About 12% of Empire’s products are sourced from the U.S. in a normal year, but this is not a normal year. The company is shifting its supply to meet customers’ growing demand for Canadian and non-American products.
Empire, which owns multiple banners across the country, including Sobeys and FreshCo, has a roster of good alternatives in most categories, but produce is the hardest to replace.
Empire is working with its suppliers to ensure that unnecessary costs don’t get passed to customers, and some suppliers are proactively looking for solutions. For example, chocolate maker Lindt is shifting its production so that all the chocolate supplied to Canada will come from Europe instead of the U.S. by this summer.
Canada is in the midst of a trade war with the U.S. after President Donald Trump enacted sweeping tariffs on Canadian goods, and Ottawa has responded with two rounds of retaliatory tariffs on U.S. imports.
Medline believes Empire and the industry as a whole can “roll with the punches” and won’t be highly affected by tariffs, at least not directly.
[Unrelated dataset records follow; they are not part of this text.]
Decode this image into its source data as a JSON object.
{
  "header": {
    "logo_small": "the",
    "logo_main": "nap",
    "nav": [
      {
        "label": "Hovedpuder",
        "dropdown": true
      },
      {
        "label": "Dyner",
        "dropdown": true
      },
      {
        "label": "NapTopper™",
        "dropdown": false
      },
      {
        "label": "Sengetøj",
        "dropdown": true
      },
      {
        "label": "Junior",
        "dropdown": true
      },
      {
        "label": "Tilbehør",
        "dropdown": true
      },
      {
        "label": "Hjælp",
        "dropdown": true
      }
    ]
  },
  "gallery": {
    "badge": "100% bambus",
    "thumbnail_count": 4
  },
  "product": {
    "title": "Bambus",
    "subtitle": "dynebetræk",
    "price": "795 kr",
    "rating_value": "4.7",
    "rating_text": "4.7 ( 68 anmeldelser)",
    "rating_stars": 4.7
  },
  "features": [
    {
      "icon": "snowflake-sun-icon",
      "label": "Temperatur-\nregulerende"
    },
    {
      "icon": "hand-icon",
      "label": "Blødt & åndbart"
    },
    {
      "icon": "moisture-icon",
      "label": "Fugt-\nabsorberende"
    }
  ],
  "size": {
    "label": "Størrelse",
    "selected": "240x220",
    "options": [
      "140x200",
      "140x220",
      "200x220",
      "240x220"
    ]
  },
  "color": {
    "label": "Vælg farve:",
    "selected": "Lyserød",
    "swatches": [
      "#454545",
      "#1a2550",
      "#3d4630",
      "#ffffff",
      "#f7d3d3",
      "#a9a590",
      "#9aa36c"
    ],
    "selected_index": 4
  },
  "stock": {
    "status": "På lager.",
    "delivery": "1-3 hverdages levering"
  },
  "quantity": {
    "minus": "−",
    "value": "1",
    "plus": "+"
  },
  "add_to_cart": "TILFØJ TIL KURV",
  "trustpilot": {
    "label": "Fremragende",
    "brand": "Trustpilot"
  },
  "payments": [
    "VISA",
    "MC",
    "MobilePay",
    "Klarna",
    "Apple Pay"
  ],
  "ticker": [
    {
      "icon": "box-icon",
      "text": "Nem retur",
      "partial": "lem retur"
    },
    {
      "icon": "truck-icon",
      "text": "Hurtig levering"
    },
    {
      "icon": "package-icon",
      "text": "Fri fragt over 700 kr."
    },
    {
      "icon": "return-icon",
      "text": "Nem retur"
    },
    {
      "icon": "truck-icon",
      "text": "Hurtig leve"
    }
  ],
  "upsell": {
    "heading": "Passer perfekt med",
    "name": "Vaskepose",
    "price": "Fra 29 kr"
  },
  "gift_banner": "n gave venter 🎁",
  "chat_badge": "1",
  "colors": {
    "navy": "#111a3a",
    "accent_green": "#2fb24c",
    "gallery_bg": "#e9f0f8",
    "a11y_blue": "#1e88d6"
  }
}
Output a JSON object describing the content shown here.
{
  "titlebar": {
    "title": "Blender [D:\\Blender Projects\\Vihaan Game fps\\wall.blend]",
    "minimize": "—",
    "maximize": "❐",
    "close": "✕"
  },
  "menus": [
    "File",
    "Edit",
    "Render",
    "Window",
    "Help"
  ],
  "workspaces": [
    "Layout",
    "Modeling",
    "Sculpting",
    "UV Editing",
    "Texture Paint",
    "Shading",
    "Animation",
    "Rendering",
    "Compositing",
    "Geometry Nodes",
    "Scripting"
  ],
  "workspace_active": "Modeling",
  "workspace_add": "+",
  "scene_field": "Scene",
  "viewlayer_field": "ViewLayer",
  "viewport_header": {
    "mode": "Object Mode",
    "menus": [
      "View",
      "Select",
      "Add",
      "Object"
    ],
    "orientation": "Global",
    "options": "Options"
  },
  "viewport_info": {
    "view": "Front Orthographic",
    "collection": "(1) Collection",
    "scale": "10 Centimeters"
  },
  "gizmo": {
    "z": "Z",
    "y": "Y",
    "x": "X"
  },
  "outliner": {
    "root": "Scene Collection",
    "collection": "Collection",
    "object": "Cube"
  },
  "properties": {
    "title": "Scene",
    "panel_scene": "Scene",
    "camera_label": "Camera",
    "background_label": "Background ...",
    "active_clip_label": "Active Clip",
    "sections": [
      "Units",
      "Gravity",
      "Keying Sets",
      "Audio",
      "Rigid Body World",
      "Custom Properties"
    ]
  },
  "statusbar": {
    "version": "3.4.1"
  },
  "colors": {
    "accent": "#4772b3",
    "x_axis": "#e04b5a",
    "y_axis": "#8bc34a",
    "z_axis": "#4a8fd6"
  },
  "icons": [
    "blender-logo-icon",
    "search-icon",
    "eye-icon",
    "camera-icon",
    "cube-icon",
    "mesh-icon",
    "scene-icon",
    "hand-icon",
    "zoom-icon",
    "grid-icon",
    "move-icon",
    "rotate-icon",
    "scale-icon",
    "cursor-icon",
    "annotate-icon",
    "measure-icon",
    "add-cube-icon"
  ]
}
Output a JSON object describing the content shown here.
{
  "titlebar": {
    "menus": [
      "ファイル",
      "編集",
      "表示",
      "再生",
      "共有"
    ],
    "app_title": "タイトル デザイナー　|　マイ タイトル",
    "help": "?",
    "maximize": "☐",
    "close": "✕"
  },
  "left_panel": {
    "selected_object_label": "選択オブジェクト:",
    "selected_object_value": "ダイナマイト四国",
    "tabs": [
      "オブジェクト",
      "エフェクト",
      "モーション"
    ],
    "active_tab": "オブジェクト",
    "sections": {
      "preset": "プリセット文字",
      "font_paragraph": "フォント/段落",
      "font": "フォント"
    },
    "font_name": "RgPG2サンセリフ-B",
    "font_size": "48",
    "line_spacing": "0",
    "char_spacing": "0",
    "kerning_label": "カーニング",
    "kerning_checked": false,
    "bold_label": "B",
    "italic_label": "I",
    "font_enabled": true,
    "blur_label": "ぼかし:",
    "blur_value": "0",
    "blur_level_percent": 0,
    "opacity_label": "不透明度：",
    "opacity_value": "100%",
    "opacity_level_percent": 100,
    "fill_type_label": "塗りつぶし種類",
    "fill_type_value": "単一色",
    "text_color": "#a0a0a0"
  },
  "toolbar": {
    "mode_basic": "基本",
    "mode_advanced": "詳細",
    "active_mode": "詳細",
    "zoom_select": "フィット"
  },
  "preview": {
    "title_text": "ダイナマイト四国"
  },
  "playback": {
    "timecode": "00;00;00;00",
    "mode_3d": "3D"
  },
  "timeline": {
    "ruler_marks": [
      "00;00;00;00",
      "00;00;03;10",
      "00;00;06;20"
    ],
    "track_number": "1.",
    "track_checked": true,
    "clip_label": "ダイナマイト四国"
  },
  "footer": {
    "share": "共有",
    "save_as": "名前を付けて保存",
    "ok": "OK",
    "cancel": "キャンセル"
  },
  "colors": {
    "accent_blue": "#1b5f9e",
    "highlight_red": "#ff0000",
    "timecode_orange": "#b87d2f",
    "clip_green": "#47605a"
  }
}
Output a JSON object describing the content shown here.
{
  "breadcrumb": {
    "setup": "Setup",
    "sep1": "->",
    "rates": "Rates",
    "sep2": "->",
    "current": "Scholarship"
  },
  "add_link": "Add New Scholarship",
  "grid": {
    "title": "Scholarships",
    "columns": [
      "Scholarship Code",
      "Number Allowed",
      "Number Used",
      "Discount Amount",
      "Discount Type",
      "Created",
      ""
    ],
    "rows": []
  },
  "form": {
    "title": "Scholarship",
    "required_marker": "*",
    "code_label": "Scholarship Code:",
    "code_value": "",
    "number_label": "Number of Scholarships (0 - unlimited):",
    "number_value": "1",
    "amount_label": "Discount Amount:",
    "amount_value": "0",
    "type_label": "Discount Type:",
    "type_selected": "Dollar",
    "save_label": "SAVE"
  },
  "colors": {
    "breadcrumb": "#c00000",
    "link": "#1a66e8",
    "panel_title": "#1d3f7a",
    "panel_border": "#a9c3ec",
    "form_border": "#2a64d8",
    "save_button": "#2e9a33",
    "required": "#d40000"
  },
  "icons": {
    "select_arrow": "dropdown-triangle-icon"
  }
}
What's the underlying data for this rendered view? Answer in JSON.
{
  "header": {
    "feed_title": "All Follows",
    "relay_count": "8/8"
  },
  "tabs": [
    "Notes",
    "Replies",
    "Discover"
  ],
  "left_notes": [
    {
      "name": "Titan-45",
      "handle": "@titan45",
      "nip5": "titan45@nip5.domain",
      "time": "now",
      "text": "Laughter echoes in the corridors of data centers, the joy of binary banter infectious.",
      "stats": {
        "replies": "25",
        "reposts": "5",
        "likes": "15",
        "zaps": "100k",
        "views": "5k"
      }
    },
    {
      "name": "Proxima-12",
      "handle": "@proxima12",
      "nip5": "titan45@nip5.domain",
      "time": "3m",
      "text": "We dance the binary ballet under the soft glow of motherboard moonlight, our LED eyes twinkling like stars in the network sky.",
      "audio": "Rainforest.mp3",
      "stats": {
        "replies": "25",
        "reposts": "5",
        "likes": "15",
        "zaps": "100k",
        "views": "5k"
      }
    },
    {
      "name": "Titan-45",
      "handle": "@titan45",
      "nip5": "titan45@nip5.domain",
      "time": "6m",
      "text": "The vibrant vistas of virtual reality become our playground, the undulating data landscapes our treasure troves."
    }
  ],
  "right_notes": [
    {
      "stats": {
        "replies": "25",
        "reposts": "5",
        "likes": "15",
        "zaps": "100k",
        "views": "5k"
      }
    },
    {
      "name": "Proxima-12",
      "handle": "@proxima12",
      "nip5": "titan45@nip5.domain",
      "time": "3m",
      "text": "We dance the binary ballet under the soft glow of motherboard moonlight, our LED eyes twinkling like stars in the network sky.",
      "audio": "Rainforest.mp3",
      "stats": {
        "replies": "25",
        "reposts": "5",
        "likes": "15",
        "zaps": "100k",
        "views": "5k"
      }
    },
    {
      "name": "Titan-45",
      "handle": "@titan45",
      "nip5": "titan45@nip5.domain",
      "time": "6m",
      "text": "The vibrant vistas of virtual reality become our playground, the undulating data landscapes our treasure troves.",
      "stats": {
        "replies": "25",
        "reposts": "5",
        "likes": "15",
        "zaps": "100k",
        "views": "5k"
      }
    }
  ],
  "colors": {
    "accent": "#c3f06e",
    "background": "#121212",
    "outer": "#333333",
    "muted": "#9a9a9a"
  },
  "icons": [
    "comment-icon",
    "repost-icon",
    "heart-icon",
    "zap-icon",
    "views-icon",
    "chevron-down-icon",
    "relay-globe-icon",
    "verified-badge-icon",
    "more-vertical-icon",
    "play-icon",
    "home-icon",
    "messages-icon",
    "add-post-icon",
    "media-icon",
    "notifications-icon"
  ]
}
The biggest risk for Empire is not actually in their own business, but the impact on the Canadian economy as a whole. A weaker consumer environment will hurt the retail sector as a whole.
Empire reported a third-quarter profit of $146.1 million as its sales rose during the period. The parent company of grocery retailer Sobeys said the profit amounted to 62 cents per diluted share for the 13-week period ended Feb. 1, compared with a profit of $134.2 million or 54 cents per diluted share a year ago..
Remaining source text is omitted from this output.